Dirksen is eligible to run for a third term from Metro District 3, covering Portland's southwestern suburbs, excluding Lake Oswego and West Linn, in next year's primary election. But Dirksen said in an email Tuesday evening, Nov. 19, that he will not seek re-election to the Metro Council.
"At the end of my current term in December of 2020, it will have been my pleasure to serve District 3 residents as their representative to the regional government for eight years," Dirksen wrote. "Together with my prior service as City Councilor and Mayor of the City of Tigard, that adds up to 20 years as an elected official. Before my retirement from my professional career, I worked in engineering for 40 years, and I only became involved in local politics when I saw, in my community and the region, the need for leadership and ideas in the face of continued growth and challenges to our unparalleled quality of life. After 20 years, it's time to step down and allow myself and my wife Jackie to enter another phase of our lives, where we actually have the time to do all the things we would like to do without the limits of a busy schedule."
Dirksen was first elected to the Metro Council in 2012, running unopposed. Before that, he was mayor of Tigard, Washington County's third-largest city, from 2003 to 2012.
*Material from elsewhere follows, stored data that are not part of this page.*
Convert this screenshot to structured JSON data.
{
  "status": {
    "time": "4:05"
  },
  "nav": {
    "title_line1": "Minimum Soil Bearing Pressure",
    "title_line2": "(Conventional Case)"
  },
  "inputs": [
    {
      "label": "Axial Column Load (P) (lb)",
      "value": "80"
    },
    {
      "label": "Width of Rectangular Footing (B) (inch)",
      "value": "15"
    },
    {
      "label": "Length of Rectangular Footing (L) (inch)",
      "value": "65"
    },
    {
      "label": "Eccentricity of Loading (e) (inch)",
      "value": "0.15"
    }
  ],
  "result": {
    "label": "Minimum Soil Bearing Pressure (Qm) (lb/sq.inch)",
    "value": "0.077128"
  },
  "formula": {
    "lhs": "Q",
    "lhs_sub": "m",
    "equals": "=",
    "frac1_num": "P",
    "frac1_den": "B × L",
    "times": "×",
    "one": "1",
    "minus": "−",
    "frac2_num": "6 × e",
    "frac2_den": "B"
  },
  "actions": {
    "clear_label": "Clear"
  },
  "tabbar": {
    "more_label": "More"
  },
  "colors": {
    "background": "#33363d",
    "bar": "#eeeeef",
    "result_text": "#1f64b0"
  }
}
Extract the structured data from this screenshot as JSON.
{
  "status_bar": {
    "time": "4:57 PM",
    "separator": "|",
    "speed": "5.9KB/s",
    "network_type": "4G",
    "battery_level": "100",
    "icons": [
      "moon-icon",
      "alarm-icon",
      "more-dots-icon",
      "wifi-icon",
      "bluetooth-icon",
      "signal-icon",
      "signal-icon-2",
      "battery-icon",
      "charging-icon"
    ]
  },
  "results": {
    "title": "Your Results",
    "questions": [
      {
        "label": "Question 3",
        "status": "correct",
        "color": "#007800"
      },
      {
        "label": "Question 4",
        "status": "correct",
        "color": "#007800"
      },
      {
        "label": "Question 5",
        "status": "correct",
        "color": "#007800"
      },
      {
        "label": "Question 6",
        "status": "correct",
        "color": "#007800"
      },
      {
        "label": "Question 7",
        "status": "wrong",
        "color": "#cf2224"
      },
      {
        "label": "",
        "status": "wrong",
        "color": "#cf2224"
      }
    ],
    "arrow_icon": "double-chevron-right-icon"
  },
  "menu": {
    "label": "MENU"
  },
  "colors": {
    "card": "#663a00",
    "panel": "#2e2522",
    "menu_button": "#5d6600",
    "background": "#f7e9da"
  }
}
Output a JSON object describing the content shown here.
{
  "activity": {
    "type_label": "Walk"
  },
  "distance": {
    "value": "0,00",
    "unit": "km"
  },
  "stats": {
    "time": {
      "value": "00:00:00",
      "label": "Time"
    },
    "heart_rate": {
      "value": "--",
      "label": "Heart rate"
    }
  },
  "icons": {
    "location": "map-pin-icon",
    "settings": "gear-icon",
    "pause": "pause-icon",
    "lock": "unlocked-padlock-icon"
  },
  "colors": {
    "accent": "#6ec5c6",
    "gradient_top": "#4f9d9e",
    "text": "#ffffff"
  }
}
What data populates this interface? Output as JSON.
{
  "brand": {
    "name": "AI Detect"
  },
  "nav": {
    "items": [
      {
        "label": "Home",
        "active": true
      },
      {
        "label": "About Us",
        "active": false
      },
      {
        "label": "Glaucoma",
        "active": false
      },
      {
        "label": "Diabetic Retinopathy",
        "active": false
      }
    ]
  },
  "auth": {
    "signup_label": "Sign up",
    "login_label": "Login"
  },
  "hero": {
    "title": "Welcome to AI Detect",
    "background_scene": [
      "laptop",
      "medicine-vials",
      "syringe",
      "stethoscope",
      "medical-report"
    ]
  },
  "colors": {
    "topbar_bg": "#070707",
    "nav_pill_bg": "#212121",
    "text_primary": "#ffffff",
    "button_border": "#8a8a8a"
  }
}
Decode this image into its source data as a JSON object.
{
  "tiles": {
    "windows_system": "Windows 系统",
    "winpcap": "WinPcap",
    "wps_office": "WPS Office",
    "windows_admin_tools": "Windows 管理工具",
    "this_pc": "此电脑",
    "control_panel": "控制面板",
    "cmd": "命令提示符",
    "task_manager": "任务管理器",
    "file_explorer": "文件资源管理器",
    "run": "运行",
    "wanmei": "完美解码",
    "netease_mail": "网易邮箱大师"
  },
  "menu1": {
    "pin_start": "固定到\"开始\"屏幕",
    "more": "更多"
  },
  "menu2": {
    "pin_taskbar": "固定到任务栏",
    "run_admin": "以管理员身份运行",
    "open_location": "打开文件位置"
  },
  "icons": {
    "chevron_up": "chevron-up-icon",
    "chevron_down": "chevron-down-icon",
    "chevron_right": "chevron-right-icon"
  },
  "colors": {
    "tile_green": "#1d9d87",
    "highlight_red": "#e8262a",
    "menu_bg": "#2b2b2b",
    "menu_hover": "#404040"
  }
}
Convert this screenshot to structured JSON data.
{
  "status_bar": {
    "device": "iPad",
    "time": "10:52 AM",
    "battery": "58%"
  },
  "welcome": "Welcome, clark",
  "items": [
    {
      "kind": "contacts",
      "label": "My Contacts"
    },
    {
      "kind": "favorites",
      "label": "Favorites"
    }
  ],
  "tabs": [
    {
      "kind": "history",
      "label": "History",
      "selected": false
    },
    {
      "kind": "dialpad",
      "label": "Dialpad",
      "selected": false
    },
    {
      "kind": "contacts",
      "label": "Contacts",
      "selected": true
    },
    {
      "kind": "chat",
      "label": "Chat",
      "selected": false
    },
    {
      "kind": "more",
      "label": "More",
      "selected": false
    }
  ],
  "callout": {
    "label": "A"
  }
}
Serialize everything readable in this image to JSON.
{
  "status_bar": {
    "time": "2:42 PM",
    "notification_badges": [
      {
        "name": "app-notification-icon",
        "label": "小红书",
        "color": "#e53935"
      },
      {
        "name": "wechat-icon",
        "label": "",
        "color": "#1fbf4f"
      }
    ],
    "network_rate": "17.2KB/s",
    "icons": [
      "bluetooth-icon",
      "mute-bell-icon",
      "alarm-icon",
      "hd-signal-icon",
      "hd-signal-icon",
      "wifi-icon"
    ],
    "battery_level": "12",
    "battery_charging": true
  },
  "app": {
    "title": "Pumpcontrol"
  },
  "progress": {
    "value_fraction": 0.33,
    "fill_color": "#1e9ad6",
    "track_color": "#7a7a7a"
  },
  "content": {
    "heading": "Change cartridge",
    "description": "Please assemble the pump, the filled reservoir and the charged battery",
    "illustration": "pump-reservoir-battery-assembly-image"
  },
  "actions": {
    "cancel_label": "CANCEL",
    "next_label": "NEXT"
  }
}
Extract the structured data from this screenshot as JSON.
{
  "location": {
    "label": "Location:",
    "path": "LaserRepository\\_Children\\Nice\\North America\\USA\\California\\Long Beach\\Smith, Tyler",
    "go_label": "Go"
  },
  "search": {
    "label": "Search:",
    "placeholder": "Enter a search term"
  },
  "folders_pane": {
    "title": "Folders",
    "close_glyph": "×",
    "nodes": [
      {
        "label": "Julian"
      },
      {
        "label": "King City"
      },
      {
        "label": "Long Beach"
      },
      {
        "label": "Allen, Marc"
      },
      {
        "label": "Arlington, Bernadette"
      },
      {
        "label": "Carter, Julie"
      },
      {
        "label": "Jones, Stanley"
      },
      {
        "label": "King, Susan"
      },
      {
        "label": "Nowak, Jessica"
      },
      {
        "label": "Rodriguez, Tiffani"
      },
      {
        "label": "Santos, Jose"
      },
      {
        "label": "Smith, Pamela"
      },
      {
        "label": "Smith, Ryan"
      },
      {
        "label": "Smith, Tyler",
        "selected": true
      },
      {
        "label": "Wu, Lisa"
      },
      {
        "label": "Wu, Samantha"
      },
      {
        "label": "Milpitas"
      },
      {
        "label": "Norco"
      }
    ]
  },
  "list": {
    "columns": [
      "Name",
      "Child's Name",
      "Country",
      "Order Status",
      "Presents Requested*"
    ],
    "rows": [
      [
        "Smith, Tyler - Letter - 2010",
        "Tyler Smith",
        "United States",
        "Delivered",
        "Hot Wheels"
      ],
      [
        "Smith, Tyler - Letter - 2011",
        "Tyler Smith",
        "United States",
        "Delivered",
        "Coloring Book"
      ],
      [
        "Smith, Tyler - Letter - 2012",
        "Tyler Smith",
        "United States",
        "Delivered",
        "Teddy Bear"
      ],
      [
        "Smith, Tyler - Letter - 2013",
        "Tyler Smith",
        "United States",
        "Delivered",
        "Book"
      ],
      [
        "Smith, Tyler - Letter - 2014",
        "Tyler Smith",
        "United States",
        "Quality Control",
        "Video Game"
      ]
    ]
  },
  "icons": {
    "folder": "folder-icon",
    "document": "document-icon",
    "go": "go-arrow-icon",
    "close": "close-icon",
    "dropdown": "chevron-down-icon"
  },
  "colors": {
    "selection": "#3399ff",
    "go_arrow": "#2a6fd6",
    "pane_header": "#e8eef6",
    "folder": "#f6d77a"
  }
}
Dirksen was honored as Tigard's First Citizen in 2018, an annual award given by the Tigard Chamber of Commerce. He said at the time, "When I'm done at Metro, I'm done."
Tigard City Councilor Tom Anderson has already filed to run for Dirksen's position. Anderson said Wednesday, Nov. 20, that he had expected Dirksen to run for a third term, but when Dirksen told him he wasn't going to run again, he recommended that Anderson file early.
"Craig's a big-time name, and he would have been unopposed this time, I'm quite sure," Anderson said.
In his email, Dirksen recommended Anderson as "a worthy successor."
"Like me, he is a political moderate with a pragmatic view of things, who considers each issue on its own merits, without any particular preconceived ideology overshadowing his decisions," Dirksen wrote. "I believe his election to the Metro Council would continue to provide the balance and range of opinion needed as the region moves forward in fulfilling its responsibilities."
Anderson, a former Tigard planning commissioner, was elected to the City Council in 2016. He owns a local real estate agency and is active in the Rotary Club of Tigard.
"I would've been happy to stay on City Council, but this opportunity came up, and I feel that I can serve as effectively or more effectively with Metro," Anderson said Wednesday.
Anderson said with his land use and planning experience, he thinks serving on the Metro Council fits into his "wheelhouse," and he wants to be a voice for suburbs like Tigard in the process.
"First and foremost, you've got to be an advocate for District 3," Anderson said. "There are a bunch of smaller cities that get overshadowed, I think, by Portland. Most of the issues that Tigard deals with weekly is because we are a tier one suburb of Portland."
If a candidate wins an outright majority of the vote in the May primary, there will not be a contested general election. Otherwise, the top two vote-getters in May advance to the general election in November.